Kalau penerbangan dalam negeri sih tidak masalah karena biasanya memang jatah berat bagasi tidak dibatasi. Tapi kalau ke luar negeri, setiap maskapai memiliki ketentuan jatah berat bagasi maksimal yang berbeda-beda bagi setiap penumpang.

Bila berlebih, maka ada biaya yang harus dibayarkan per kilogram kelebihan. Apalagi kalau maskapai budget yang mengenakan tarif tambahan jika ada bagasi.

Ilustrasi: worldbaggagenetwork.com
Ilustrasi: worldbaggagenetwork.com
Jadi kalau kita minta oleh-oleh atau 'nitip' dengan jumlah yang banyak, pertimbangkan juga jatah bagasinya.

Mungkin saja mereka sudah punya rencana untuk membawa oleh-oleh tertentu untuk anggota keluarga atau teman terdekat mereka.

Kalau sampai over baggage, apakah kita bersedia membayar biaya over baggage tersebut?

Saya jadi ingat ketika salah seorang rekan kerja saya ketika pergi ke Seoul Juni lalu, karena saking banyaknya titipan, dia harus membayar kelebihan bagasi (ternyata perhitungan berat bagasinya meleset dari perkiraan).

Bahkan berat barang-barang titipan jauh lebih menyita jatah bagasi daripada oleh-oleh yang dibawa untuk keluarga dan teman-temannya.

Tujuan utama traveling

Ini dia yang tak kalah penting. Ketika seseorang bepergian dengan tujuan perjalanan bisnis atau ziarah, tentunya agak susah kalau kita mintai oleh-oleh karena tentunya kunjungan mereka ke pusat perbelanjaan pasti sangat terbatas.

Pun jika mereka memang bertujuan untuk wisata, coba tanya kira-kira lebih banyak ke tempat-tempat wisata budaya/alam atau pusat perbelanjaan yang memang tujuannya untuk shopping.

Ilustrasi: 123rf.com
Ilustrasi: 123rf.com
Kalau tujuan utama mereka bukan berbelanja, pasti agak menyusahkan kalau kita nitip banyak barang. Beda halnya dengan 'jastip' (jasa titip) loh ya, karena mereka yang menerima jastip biasanya memang memiliki tujuan untuk berbelanja banyak barang.

Lalu bagaimana tips menghadapi mereka yang hobi minta oleh-oleh ketika kita akan bepergian?
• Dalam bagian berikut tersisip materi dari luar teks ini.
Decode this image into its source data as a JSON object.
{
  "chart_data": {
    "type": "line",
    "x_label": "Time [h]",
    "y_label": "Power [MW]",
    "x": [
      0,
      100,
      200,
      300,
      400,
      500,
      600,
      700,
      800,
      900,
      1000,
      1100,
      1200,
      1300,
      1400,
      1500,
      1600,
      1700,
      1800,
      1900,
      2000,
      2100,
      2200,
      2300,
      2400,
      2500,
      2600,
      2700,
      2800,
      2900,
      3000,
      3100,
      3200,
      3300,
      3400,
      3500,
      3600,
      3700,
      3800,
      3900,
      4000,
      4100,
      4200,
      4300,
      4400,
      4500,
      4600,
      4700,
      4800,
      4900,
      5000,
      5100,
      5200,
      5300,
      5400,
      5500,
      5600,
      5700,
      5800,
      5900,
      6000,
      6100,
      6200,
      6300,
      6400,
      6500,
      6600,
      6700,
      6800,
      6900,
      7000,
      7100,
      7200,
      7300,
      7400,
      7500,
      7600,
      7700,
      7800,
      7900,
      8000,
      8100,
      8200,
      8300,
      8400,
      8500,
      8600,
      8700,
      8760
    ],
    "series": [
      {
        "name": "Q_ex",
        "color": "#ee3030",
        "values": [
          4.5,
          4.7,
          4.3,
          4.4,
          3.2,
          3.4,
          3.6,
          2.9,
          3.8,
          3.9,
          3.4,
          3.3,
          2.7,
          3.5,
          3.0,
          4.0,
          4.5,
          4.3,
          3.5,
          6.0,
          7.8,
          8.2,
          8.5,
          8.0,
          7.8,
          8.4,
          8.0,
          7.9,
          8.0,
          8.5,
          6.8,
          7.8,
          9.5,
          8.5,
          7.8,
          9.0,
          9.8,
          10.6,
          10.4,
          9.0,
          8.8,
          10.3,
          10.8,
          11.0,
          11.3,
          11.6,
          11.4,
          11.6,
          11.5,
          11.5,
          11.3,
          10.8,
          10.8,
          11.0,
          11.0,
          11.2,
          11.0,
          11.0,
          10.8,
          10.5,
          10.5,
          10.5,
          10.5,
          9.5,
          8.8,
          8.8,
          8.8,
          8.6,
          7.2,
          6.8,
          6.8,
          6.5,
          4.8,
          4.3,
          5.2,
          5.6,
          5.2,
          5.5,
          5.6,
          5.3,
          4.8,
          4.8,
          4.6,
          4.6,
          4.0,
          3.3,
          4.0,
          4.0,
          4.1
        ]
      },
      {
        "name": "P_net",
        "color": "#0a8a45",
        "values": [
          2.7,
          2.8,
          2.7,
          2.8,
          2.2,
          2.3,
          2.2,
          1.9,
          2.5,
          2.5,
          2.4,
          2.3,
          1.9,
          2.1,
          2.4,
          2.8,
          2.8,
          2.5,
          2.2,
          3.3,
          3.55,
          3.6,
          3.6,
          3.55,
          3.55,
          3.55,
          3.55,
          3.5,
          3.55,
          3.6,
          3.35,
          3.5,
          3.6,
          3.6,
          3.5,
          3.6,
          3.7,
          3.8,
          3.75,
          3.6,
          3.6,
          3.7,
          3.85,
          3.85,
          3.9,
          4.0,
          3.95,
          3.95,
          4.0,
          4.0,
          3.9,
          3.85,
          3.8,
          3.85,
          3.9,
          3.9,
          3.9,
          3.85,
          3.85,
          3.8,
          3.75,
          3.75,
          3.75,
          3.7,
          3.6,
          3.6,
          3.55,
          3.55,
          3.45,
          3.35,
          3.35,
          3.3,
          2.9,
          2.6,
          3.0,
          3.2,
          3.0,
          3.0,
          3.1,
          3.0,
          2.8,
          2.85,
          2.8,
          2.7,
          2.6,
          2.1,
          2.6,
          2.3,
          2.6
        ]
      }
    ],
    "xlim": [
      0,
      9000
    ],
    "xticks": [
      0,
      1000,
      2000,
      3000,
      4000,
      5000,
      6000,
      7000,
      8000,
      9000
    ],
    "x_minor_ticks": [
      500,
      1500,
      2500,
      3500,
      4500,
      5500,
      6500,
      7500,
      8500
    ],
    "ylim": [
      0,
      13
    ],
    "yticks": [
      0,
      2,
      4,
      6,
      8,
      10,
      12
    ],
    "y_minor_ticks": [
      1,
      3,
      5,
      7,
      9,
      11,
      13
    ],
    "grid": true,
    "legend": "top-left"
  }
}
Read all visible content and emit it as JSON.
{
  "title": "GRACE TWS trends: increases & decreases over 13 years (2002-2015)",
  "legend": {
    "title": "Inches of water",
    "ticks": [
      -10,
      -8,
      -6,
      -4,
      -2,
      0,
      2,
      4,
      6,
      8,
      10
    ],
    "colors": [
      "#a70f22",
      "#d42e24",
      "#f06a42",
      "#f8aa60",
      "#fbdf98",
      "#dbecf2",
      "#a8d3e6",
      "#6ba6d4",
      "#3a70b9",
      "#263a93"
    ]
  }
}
Tentunya ada yang memang berani untuk bersikap cuek dengan menolak secara langsung, tapi ada juga yang lebih memilih cara halus (seperti saya):

- Katakan bahwa kita bepergian tanpa bagasi. Kalau perlu tekankan bahwa kita memang tidak ada rencana membeli suvenir karena keterbatasan berat tas kabin.
- Katakan bahwa kita hanya mengunjungi satu atau dua pusat perbelanjaan, jadi kita hanya bisa membawakan apa yang ada di sana saja.
- Katakan bahwa barang titipan keluarga sudah sangat banyak dan makan tempat, jadi kalau mau minta oleh-oleh, yang kecil-kecil saja.
- Katakan bahwa tujuan kita bepergian adalah perjalanan bisnis atau memang mengikuti program tur yang jadwalnya sudah diatur bersama rombongan, jadi waktu jalan-jalan apalagi shopping, sangat terbatas.
- Bila perlu jangan umbar rencana traveling kalian. Hanya beritahu pada keluarga inti dan sahabat tertentu saja.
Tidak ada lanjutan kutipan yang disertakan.